The zero reward is in the paper. I agree that skipping would solve the problem. From talking to Stuart, my impression is that he thinks that r=0 would be equivalent to skipping for specifying "no learning", or would just slow down learning. My disagreement on that I think it can confuse learning to the point of not learning the right thing.
Why not do a combination of pre-training and online learning, where you do enough during the training phase to get a useful predictor, and then use online learning to deal with subsequent distributional shifts?

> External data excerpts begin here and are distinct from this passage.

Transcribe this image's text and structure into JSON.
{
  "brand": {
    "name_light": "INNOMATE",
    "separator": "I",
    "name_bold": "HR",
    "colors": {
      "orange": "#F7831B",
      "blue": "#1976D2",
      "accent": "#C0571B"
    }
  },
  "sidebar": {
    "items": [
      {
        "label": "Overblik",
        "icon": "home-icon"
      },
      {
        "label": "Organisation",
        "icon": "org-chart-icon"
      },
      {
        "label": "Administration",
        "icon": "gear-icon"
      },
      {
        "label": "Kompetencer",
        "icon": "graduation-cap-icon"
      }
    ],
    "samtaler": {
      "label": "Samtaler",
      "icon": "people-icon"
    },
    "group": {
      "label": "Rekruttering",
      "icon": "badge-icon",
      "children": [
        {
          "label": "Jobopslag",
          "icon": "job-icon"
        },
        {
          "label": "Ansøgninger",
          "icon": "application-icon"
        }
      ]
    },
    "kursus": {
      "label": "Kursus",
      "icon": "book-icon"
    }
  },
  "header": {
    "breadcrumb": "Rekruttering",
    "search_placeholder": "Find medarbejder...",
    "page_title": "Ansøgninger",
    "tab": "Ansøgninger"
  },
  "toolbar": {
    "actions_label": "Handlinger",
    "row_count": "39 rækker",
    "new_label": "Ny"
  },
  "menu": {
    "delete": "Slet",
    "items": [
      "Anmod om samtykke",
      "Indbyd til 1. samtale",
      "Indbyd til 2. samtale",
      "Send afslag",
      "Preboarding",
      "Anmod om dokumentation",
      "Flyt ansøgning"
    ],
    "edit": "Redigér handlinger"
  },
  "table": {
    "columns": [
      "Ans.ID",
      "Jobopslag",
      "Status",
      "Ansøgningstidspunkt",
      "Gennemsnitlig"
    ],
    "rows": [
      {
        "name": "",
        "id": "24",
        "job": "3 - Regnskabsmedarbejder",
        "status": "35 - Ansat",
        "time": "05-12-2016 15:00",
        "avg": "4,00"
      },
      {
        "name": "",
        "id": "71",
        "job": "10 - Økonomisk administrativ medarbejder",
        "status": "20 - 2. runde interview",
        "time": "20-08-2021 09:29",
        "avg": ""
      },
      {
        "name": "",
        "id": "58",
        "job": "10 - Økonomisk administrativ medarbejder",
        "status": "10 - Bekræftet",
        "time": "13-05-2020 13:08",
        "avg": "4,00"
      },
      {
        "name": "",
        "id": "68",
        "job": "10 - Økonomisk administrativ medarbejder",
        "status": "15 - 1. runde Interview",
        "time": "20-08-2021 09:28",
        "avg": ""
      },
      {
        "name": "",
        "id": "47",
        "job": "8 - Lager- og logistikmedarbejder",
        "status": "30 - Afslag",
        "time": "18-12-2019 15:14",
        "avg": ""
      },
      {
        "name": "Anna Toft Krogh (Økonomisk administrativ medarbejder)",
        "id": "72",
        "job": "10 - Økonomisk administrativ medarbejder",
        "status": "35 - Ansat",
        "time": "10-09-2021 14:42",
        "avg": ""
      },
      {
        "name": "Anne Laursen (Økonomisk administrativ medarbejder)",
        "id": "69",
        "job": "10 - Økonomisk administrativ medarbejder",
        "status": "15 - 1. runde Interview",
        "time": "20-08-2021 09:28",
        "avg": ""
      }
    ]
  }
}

Yes, that should work. My quote saying that online learning "won't work and is unsafe" is imprecise. I should have said "if epsilon is small enough to be comparable to the probability of shooting an escape message at random, then it is not safe. Also, if we continue sending the wrong r=0 instead of skipping, then it might not learn the correct thing if ϵ is not big enough".
Although I guess that probably isn't really original either. What seems original is that during any episode where learning will take place, don't let humans (or any other system that might be insecure against the oracle) see the oracle's output until the episode is over.
That's exactly it!
The string is read with probability 1-ϵ
Yes, if we choose the utility function to make it a CDT agent optimizing for the reward for one step (so particular case of act-based) then it won't care about future versions of itself nor want to escape.
I agree with the intuition of shutting down to make it episodic, but I am still confused about the causal relationship between "having the rule to shutdown the system" and "having a current timestep maximizer". For it to really be a "current timestep maximizer" it needs to be in some kind of reward/utility function. Because everything is reset at each timestep, there is no information pointing at "I might get shutdown at the next timestep".
As for the collecting a dataset and then optimizing for some natural direct effect, I am not familiar enough with Pearl's work to tell if that would work, but I made some related comments about why there might be some problems in online-learning/"training then testing" here.